A graph is a typical data structure which is used to represent some relations between nodes. From any graph, we can imagine a flow of a graph $G$. Formally, flow of the graph is defined like follow. For a given graph $G= (V, E)$, flow $f$ is a mapping function $V \times V \rightarrow \mathcal{R}$. To be a flow, there are some requirements. If there is a capacity $c$ for edeges $c : V \times V \rightarrow \mathcal{R}$, which $(u,v) \in E$ iff $c(u,v)$ exists. Then flow of graph can’t exceed that capacity. Which means $f(u,v) \le c(u, v)$. Also it requires two variables which are source $s$ and destination $t$. Then $\sum\limits_{(i, v) \in E, v \neq s,t}f(i, v) = \sum\limits_{(v, j) \in E, v \neq s,t}f(v, j)$. Which means that every value goes in $v$ should go out from $v$ either. Then we can evaluate this flow $f$ as $\sum\limits_{(s, v) \in E}f(s, v) - \sum\limits_{(v, s) \in E}f(v, s)$ $=$ $\sum\limits_{(v, t) \in E}f(v, t) - \sum\limits_{(t, v) \in E}f(t, v)$.

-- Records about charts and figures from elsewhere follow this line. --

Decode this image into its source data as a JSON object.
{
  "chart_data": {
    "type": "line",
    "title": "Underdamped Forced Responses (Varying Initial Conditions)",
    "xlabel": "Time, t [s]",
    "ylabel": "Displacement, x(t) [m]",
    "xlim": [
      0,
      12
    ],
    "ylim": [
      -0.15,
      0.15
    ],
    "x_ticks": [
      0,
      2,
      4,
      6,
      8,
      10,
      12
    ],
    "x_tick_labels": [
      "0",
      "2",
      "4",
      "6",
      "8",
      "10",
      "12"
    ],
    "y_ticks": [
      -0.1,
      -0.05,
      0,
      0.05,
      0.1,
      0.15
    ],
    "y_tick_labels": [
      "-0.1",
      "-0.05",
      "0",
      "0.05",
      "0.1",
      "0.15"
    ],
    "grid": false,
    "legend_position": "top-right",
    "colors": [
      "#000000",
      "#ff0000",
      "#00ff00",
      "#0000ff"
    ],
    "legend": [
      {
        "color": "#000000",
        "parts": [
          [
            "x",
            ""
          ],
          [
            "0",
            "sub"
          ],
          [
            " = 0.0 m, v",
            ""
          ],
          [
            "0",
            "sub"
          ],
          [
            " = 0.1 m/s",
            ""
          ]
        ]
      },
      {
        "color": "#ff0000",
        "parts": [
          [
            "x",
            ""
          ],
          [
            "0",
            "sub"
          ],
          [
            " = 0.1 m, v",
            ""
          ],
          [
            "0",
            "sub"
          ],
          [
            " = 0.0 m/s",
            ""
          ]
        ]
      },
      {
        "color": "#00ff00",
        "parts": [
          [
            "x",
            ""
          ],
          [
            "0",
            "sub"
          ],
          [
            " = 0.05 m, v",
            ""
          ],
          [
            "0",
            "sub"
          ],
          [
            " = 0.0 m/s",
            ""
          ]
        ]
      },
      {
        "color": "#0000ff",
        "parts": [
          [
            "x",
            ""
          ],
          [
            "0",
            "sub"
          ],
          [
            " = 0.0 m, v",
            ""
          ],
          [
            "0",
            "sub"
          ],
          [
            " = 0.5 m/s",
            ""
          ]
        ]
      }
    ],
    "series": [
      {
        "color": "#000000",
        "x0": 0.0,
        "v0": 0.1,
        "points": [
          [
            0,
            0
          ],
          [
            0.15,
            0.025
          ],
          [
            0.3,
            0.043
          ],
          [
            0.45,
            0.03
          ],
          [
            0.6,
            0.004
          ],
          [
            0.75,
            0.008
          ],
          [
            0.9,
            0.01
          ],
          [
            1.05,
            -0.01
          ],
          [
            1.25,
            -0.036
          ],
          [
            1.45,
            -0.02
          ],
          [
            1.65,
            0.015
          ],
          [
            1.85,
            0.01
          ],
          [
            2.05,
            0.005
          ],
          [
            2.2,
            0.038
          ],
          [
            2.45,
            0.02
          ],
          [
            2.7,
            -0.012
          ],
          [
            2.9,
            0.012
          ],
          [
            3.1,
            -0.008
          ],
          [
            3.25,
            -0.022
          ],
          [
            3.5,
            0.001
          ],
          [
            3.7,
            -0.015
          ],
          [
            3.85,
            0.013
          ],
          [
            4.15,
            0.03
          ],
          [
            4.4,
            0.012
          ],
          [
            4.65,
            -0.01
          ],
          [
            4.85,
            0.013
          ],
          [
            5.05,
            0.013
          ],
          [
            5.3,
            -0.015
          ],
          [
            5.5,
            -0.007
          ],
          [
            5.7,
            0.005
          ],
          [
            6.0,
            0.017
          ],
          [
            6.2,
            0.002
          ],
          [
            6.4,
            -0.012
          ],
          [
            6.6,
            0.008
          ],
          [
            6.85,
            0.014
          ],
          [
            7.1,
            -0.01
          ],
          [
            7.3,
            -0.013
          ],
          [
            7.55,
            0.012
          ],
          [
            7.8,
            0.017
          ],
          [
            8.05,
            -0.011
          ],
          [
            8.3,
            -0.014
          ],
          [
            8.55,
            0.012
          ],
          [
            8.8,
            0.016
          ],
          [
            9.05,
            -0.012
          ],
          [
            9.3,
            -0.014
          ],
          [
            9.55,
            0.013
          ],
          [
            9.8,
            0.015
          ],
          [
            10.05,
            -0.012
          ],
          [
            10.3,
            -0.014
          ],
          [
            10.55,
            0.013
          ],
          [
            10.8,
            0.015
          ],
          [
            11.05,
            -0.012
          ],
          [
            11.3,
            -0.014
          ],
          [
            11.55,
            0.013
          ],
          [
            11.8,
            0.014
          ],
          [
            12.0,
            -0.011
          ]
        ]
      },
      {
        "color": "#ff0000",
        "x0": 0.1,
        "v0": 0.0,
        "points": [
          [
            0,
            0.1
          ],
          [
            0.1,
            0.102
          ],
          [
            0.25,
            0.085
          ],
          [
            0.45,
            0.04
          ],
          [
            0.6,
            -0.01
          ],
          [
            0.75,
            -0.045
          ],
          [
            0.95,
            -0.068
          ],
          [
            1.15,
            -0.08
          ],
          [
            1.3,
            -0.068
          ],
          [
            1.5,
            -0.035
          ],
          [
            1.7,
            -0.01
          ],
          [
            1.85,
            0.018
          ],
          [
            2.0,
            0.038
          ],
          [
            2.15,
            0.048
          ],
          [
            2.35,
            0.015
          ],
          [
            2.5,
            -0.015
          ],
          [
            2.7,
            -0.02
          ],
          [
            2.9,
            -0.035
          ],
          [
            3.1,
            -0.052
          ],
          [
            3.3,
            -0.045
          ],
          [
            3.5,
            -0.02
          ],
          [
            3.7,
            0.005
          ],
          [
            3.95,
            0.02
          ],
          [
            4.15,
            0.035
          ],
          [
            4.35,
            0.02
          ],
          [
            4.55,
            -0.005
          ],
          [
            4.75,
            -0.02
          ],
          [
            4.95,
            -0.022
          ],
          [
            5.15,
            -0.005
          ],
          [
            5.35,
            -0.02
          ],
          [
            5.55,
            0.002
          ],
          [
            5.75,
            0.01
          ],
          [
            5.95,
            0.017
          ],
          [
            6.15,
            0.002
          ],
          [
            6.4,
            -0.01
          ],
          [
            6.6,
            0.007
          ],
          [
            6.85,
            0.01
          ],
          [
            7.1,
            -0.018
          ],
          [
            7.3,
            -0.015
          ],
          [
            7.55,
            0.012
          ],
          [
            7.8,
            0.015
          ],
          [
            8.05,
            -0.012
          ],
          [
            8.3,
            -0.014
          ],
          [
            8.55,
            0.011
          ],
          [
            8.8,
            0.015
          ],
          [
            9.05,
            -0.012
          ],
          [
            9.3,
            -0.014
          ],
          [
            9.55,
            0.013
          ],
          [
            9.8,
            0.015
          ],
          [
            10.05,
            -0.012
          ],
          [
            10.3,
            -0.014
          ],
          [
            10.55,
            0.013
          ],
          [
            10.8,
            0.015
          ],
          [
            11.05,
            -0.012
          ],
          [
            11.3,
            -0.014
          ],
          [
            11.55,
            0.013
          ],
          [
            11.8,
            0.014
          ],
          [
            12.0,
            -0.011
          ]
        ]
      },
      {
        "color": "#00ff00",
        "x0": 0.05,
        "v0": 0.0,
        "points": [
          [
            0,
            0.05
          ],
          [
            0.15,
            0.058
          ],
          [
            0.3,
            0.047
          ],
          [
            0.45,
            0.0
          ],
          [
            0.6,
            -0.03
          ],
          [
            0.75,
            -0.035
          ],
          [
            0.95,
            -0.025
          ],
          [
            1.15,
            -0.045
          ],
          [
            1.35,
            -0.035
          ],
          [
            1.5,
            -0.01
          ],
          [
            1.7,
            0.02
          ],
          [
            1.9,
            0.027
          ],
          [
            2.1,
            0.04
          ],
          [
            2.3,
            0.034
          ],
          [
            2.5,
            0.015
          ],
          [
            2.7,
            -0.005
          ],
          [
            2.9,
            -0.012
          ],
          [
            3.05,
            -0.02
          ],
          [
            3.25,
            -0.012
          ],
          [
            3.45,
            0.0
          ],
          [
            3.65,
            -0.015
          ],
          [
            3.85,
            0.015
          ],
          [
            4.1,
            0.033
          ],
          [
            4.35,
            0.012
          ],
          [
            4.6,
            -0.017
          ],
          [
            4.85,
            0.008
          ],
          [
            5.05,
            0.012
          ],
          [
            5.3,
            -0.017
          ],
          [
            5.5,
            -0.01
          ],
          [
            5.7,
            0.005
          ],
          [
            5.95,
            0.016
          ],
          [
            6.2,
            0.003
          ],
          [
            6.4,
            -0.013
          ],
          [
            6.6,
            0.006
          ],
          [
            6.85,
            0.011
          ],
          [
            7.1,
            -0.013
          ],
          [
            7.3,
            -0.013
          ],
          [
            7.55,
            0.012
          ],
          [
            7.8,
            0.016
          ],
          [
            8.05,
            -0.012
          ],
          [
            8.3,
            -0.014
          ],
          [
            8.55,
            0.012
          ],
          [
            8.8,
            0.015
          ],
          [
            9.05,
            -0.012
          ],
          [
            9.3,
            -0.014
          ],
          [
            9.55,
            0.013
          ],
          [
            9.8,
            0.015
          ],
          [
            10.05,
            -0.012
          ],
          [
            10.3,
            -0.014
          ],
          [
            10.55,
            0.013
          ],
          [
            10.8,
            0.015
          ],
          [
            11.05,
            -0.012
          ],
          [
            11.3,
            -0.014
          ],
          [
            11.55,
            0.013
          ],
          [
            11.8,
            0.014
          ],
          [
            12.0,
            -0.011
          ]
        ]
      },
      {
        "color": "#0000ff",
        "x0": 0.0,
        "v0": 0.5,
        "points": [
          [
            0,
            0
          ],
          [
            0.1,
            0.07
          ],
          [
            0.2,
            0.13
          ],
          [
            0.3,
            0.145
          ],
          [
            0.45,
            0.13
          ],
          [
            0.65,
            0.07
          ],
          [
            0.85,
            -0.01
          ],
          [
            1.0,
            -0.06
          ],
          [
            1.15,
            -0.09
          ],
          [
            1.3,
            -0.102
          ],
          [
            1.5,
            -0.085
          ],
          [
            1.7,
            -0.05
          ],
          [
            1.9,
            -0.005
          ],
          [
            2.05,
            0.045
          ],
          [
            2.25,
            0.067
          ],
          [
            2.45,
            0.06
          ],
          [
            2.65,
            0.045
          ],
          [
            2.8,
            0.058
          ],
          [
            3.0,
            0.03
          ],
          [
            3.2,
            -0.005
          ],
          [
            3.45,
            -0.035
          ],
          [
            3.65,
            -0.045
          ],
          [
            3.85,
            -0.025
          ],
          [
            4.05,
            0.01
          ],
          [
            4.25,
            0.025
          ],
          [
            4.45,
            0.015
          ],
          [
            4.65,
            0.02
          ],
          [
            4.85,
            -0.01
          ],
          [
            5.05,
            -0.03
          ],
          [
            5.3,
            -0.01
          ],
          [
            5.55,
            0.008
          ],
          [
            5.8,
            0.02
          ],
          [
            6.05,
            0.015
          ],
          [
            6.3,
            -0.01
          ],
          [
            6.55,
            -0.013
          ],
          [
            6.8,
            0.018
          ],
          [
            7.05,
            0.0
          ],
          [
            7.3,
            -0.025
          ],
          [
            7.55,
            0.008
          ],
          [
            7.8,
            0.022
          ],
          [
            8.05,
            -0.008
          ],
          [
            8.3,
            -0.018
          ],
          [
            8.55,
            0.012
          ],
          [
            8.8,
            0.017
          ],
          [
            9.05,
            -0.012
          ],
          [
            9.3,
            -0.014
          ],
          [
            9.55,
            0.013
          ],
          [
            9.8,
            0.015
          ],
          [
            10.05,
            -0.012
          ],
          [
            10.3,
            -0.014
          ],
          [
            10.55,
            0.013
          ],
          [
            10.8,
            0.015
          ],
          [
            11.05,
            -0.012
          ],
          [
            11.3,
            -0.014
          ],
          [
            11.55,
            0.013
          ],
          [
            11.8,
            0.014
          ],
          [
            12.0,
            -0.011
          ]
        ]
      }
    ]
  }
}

Now, let’s think about a directed graph $G = (V,E)$ and some flow $f$ of $G$. Then we can decompose $f$ to some simple paths $P_1, \cdots, P_N$ and some cycles $C_1, \cdots, C_M$. Which $N + M \le \left\vert E \right\vert$.
Without loosing much of generality, we can assume that $f$’s value is positive or negative. In the proof of flow decomposition, it doesn’t necessarily to be positive or negative. However, let’s assume it to be positive for easy.
Then, if $f$ has a cycle $C$, we can eliminate that $C$ from $f$ without changing value of the flow because it is a cycle. If we reduce every value of edges with smallest value inside of the $C$ then we can remove that cycle. Notice that we can reduce value of edges because we picked the smallest value inside of the $C$, cycle should be disappear after reducing values because one of edge in $C$ should be 0 after reducing values.
If we remove every cycle, it should have some paths because it has a flow. If we remove any flow that has the smallest value, value of flow $f$ should be 0 or some positive value. If it is the first case (flow of $f$ become 0) then it is decomposed. Otherwise, we can do this process again. Therefore, there sould be at least some cycles and paths.
Notice that we should remove at least 1 edge to remove a path or a cycle because it choosed a smallest value on graph. As a result, we can do this at most $\left\vert E \right\vert$.